Your attitude is the canonical example of why maintainers of open source projects burnout and stop working on open source.

I'm closing this issue as it makes me sad.

wetneb commented 5 years ago

I am really sorry that it makes you sad! I apologize if you feel like I abused your time.

Why can't you do this work upfront? Figuring out how to reference a document in a way that serves the purpose of referencing it (i.e. make it possible for someone to find it and read it if they want to) doesn't seem like a huge endeavor.

Crossref contains 100 million references, contributed by many different publishers, who all have different curation pipelines, so there is a lot of variability there. They still use Crossref's format, sure, but they have found many ways to shoehorn their data into it. There are a lot of publication types too. It's a rich data model, with a long history.

There is already a bot automating all of this for Specref. This is pretty much what specref is.

I assume integrating Crossref would mean adding support for Crossref in that bot, and that's typically not the sort of work I had in mind.

Why would we add another data format to Specref when there's a perfectly fitting one that already exists and solves the intended use cases?

I clearly do not want to add another data format there: as I showed in my proof of concept, I don't think Crossref metadata belongs in Specref at all. According to this repository's description, it is "An open-source, community-maintained database of Web standards & related references". Why should it become a proxy to fetch references for academic papers?

What I mean by reusing bibliographic standards is that Specref itself could use an established format for the references it stores. There is a lot of work on this, there are even standards to represent the rendering process like the Citation Style Language. If it used a standard format, I would be more inclined to work on a translator.

Unfortunately, this tends not to happen by magic and requires actual work.

I am very well aware of that - I suspect it is more than writing "5 to 10 lines of code" so that's why I am pulling back.

Your attitude is the canonical example of why maintainers of open source projects burnout and stop working on open source.

I am really sorry. I would be interested to know what I could have done differently in our interactions to make you happier.

tobie commented 5 years ago

If it used a standard format, I would be more inclined to working on a translator.

The Specref issue tracker is littered with people wanting Specref to move to whatever format they fancy, with no concrete use cases in mind or actual benefits for the users of Specref. Unsurprisingly, none are ever willing to do the actual work it takes to make it happen.
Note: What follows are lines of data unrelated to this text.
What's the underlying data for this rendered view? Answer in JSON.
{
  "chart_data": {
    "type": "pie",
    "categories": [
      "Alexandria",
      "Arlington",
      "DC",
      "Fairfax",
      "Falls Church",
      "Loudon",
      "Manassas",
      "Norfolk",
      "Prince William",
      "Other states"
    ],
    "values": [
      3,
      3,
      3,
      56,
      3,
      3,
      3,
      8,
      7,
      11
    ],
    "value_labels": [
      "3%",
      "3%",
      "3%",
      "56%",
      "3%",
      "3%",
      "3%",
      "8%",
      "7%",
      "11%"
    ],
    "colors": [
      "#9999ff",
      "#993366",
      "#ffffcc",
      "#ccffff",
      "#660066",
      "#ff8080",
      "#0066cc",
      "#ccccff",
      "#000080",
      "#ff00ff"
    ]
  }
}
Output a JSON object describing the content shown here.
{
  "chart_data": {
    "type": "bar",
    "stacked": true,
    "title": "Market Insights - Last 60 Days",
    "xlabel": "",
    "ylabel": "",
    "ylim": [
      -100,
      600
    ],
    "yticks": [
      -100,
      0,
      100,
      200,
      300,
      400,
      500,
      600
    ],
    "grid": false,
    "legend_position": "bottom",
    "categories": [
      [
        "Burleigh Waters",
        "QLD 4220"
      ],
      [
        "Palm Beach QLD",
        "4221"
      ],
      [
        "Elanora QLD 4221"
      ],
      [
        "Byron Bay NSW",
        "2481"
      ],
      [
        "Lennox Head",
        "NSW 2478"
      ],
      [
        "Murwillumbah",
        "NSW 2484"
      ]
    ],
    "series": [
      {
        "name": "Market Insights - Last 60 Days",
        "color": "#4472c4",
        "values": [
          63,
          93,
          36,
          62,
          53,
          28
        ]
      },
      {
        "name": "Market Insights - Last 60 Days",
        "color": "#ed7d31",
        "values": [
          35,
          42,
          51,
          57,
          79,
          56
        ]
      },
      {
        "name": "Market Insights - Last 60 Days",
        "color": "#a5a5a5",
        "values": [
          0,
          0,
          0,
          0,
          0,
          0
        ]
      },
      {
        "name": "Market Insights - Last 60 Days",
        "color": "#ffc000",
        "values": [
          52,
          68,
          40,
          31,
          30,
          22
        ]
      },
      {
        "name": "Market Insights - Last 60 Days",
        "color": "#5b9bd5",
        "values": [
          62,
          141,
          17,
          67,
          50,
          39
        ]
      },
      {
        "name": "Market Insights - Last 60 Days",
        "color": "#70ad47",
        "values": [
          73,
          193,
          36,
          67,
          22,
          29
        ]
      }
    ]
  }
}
Specref has a ton of tech debt. Was built on a shoestring budget and has no resources. And yet it enables hundreds of specs to have up to date references to thousands of resources. That's its purpose. Not fulfilling anyone's pet dream about data formats.

I am really sorry. I would be interested to know what I could have done differently in our interactions to make you happier.
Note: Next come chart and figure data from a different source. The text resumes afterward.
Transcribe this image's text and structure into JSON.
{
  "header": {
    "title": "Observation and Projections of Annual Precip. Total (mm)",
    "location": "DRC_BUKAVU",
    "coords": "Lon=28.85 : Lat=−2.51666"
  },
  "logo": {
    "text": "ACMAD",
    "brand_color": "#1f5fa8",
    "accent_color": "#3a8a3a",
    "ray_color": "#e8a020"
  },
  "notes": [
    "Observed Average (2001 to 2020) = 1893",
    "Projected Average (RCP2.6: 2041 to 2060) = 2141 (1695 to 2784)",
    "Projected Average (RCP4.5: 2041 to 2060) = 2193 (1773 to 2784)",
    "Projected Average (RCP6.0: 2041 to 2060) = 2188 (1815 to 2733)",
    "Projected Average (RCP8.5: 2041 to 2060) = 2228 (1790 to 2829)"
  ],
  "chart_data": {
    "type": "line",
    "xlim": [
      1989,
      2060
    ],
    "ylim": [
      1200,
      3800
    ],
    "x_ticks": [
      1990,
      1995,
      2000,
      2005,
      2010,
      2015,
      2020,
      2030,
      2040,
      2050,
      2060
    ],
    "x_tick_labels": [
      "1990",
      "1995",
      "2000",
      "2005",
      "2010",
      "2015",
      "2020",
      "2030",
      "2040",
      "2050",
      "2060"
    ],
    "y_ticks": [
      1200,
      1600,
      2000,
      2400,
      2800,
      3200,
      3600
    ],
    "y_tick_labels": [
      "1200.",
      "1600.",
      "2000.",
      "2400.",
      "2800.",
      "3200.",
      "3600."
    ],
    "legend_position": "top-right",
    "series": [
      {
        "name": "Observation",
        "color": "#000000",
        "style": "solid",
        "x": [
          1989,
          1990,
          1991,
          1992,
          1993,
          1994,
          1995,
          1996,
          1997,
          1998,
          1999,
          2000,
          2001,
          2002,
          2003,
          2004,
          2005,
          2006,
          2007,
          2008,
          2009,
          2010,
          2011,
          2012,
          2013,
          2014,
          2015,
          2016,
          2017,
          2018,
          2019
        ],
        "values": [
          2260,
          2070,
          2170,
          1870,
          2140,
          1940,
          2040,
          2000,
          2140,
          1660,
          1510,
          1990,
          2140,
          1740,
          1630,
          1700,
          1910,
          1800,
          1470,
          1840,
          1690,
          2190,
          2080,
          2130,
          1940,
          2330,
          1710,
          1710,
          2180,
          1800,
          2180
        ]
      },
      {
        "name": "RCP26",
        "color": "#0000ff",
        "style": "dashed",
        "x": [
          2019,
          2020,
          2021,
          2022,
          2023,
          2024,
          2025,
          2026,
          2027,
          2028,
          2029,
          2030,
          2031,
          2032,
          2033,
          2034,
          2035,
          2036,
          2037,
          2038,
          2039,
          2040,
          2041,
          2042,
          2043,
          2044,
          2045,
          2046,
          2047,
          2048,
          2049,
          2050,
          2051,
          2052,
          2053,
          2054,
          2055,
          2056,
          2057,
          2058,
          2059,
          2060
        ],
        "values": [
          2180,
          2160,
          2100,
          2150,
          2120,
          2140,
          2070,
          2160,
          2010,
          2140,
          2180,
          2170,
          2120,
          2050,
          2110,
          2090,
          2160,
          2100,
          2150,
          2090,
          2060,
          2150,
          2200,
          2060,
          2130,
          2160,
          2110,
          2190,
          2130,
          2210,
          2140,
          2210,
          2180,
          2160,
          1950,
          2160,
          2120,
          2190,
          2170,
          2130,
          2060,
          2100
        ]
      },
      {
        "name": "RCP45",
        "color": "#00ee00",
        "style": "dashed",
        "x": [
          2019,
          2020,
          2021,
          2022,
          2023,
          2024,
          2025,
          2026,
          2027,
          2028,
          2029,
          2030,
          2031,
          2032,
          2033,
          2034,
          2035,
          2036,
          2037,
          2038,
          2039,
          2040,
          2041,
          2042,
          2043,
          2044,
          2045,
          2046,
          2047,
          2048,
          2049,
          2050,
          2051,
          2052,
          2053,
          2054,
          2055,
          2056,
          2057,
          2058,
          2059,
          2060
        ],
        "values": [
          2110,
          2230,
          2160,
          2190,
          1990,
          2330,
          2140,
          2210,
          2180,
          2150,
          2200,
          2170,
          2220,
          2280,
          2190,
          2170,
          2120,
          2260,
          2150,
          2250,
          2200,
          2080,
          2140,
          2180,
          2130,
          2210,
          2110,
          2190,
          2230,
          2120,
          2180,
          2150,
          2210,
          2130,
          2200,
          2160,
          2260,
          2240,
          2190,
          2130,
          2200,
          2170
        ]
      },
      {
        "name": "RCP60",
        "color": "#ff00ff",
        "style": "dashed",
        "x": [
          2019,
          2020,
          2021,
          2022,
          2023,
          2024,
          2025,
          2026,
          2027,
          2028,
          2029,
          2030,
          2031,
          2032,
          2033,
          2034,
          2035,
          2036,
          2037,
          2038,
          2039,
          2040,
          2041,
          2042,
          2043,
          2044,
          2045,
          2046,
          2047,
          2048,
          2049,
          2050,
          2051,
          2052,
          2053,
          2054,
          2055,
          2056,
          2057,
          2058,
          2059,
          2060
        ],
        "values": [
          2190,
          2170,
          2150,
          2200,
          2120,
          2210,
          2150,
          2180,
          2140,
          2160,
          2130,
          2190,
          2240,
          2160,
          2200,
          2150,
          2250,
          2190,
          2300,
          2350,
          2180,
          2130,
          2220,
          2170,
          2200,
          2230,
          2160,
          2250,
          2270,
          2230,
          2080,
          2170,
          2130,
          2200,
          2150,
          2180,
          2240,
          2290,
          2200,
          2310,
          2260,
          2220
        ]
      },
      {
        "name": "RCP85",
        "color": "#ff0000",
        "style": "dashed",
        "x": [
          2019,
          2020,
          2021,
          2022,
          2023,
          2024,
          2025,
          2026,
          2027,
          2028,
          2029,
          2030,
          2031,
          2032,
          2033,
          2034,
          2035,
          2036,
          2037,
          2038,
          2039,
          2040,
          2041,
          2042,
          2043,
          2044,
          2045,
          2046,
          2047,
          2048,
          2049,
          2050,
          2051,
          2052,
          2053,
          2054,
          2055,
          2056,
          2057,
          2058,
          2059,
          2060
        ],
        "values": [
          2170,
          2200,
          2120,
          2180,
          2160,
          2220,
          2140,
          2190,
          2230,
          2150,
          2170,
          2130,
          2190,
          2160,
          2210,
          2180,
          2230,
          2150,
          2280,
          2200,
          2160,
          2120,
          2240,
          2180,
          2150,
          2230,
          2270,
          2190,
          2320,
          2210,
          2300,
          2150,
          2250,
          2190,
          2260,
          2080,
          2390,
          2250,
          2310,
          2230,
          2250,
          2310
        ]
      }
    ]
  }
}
Understand the constraints (time, resources, maintenance costs, existing architecture, etc.) the project and its ecosystem of API consumers are working under. Focus on enabling an actual outcome that's good enough most of the time. Be humble. Ask questions. Do the work.

I'd add that this isn't a bout "making me happier," just about respecting other people's time, not only your own.

I'm going to be locking this issue in the interest of protecting my time. As I don't want to debate this more.

tabatkins commented 4 years ago

Sidestepping the conversation about integrating this into SpecRef itself, I've got no problem integrating an additional data source into Bikeshed's data, if it's high-quality and useful.

As Tobie alludes, I'd prefer getting all the data source directly; an http-only API means you can't build a Bikeshedded spec offline. That said, I'm not against it philosophically; I already have some HTTP-based APIs, like the "github issues" API, that you can opt into. And since CrossRef claims to have 100 million papers, that's, uh, a lot of data for every Bikeshed user to download. (The current Bikeshed data files directory is about 50MB; this would increase it to several gigs.)